Friday, November 08, 2013

You don't lack APEX lack Oracle skills

For years, I've been fighting the perception by some customers that "APEX is slow".  Back in 2010, I opined about the corporate architect who didn't like Oracle Application Express because it was slow and couldn't scale.  What helped him form his opinion?  They had a business unit that developed a large number of applications, and the applications were slow.  Granted, the applications were developed and deployed in an uncontrolled and unconstrained environment, but that didn't matter to him.  All he (and their CIO) knew was that these were Oracle APEX applications, and they were slow.  Perception is everything.

I had an email exchange with a contact at this same customer this week.  He did mention the lack of "APEX skills" in the organization, but as I candidly told him, the vast majority of their issues were a lack of Oracle skills, not APEX skills.  They had many people, not necessarily proficient in data modeling or SQL performance tuning or Oracle, building applications intended to service thousands of concurrent end users.  As I told him:

I wouldn't focus too much on "APEX skills".  The problems you've had at your company are "Oracle skills".  How to design a data model.  How to write and tune efficient SQL access.  How to be aware of data security aspects.  How to author and maintain secure, efficient PL/SQL.  APEX is simply the veneer over a database application.
Anytime I start a new APEX application, I actually don't touch Oracle Application Express.  I usually start in SQL Developer Data Modeler and start designing the foundation of my application in a logical and efficient data model.  Once I have that perfected, it's usually quite straightforward to build the Web interface in APEX on top of this.

Just today, I received another shining example of this philosophy of "Oracle skills".  One of my favorite customers at a large enterprise in Europe, where they have hundreds of APEX applications deployed across the enterprise, sent me the following:

....we talked a couple of months ago about the weird visibility of APEX performance in companies. Just to give you another example, we also fight against the perception that APEX is slow, because people know that applications were built with APEX, and if the response time is bad, then APEX is slow.  It's that simple.  We had a complaint about a couple of APEX pages.  One page took around 15 seconds to render with a complicated chart, the other page took around 3 minutes to show up.  
The result of the analysis was - guess - bad DB design paired with bad SQL.  They had a history table with 1.5 billion records, bad partitioning and they populated all LOV filters from this table, distinct, order by.  At the end, the fact table was just 7 million records to filter from the LOV filter elements.  We just built up a new table with all distinct values of the dimensions (the data is loaded only once every night) as base table to serve all filter elements.  We dropped the unnecessary indexes and built a reasonable one and.....voila we were down to 2 seconds for the chart and 3 seconds for the page that took 180 seconds before.  
It's very hard to explain that APEX is neither fast nor slow, because it is not doing anything relevant for itself but just query the database with the good or bad SQL that the developers provide against a good or poorly designed Oracle database, which is more or less busy with 50 other projects and data loads.

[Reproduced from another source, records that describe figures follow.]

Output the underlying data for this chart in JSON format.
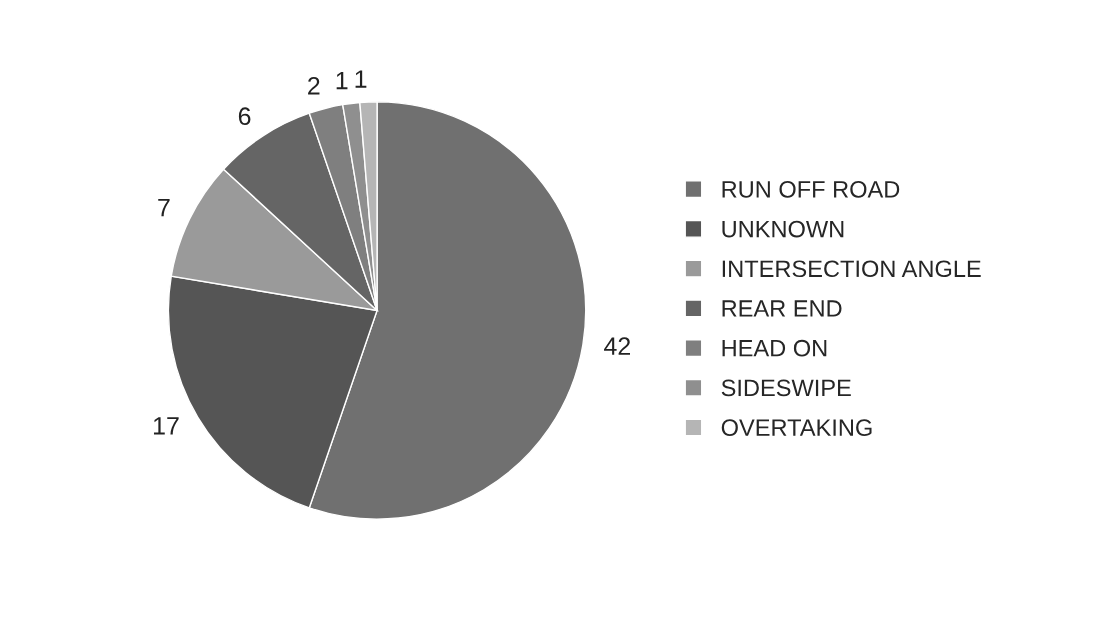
{
  "chart_data": {
    "type": "pie",
    "categories": [
      "RUN OFF ROAD",
      "UNKNOWN",
      "INTERSECTION ANGLE",
      "REAR END",
      "HEAD ON",
      "SIDESWIPE",
      "OVERTAKING"
    ],
    "values": [
      42,
      17,
      7,
      6,
      2,
      1,
      1
    ],
    "colors": [
      "#707070",
      "#555555",
      "#9a9a9a",
      "#656565",
      "#7f7f7f",
      "#8f8f8f",
      "#b5b5b5"
    ],
    "data_labels": true,
    "legend": "right"
  }
}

If you look at the remedy to improve the performance of their application, it was little to zero APEX and almost all Oracle knowledge and skill.  By the way, creating a select list against 1.5 billion rows is going to take an equally long amount of time using .NET, PHP, Java, Jython, Perl, or whatever.

What's the intended takeaway from this blog post?  Understand the architecture of APEX and how it interacts with the database, but also invest in understanding the Oracle database, SQL and database design.